Summer School: SEL Matters
Soon millions of school children will be celebrating the last day of school and the start of summer vacation. For many children this will entail family trips, swimming and camping out under the stars among other quintessential summertime activities. Yet for many children from low-income households it will mean summer school—half days back at school for remediation in math and reading in an attempt to thwart the dreaded, but very real “summer slide.”
These types of summer school programs have their roots in the Elementary and Secondary Education Act of 1965 and its most recent reauthorizations as the No Child Left Behind Act. Included in these acts is Title 1, which provides funding to close the achievement gap for students from low-income households. It’s a good thing, too, because it is well documented that there is a direct relationship between household income and academic achievement. Specifically, students from low-income households have lower levels of academic achievement than their more affluent peers. In addition, students from low-income households show a larger decline in reading skills over the summer than their middle-class counterparts. While remedial summer school programs have been shown to have a positive impact on students’ knowledge and skills, a large achievement gap still exists between income groups.

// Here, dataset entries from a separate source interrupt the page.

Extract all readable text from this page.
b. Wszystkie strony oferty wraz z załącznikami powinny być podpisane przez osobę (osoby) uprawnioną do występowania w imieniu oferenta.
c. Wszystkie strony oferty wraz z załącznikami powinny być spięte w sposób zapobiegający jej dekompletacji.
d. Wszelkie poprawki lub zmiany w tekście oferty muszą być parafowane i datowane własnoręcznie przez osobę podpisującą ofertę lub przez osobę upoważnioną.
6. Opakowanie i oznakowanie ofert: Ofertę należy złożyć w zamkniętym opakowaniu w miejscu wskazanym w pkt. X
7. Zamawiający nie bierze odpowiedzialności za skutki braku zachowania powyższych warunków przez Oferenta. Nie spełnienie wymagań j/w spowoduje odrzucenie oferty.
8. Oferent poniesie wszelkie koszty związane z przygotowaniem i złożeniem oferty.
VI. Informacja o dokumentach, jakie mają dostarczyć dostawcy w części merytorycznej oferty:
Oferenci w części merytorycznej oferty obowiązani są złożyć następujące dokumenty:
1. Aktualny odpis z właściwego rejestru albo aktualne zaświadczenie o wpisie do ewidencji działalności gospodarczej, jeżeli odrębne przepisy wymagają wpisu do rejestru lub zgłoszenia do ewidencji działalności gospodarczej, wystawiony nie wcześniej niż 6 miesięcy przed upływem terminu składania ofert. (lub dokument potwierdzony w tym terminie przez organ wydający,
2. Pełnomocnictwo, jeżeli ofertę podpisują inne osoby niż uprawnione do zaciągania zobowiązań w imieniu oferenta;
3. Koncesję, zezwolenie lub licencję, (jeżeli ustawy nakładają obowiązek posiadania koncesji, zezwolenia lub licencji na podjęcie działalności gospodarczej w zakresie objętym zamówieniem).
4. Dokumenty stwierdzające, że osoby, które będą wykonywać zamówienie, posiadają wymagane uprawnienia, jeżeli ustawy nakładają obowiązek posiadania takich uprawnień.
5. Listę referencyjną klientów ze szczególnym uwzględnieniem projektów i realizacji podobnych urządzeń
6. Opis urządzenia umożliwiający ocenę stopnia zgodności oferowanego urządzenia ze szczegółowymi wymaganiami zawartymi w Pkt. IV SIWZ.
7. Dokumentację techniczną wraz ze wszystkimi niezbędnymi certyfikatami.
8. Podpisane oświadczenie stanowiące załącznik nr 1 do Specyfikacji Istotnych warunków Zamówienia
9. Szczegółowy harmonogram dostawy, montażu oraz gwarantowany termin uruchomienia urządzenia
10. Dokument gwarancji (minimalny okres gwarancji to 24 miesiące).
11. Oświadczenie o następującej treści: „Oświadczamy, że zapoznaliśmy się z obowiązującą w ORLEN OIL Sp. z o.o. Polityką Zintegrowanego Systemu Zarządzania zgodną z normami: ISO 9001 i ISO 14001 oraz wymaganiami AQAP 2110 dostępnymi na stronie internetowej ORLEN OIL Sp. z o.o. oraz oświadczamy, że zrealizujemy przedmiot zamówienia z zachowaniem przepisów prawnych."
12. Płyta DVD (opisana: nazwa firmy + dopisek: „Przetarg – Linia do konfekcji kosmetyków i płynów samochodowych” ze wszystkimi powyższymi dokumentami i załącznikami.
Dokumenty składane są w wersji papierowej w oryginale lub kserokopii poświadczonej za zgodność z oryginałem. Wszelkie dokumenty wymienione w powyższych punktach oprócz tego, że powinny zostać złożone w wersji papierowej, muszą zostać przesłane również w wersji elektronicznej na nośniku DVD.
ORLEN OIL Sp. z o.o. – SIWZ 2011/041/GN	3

In further addressing the achievement gap, schools would benefit from broadening the scope of their summer school programs to include social and emotional skills. In fact, social and emotional skills become even more important during summer school because it is largely directed at children from low-income households. Research shows that students from low-income households are the very students that need social and emotional skill development the most. Similar to its effect on academic performance, household income is directly related to a child’s social and emotional development. That is, children from low-income households are at a greater risk of having weaker social and emotional skills than their middle-class counterparts. Strong social and emotional skills, in turn, have been linked to improved academic achievement. Therefore, the achievement gap persists because low household income negatively affects not just academic achievement alone, but also social and emotional skill development. Therefore, summer school programs unintentionally maintain the achievement gap by ignoring social and emotional skill development and only targeting one contributing factor of the achievement gap—academics.
If many of our students from low-income households will be spending their summer days in school instead of in ways that mirror our visions of idyllic summer days; let’s at least commit to make their learning as idyllic as possible. To truly make a difference for these students and reduce the achievement gap, social and emotional skill deficiencies need to be addressed along with academic deficiencies. Then, summer will become a bit more ideal.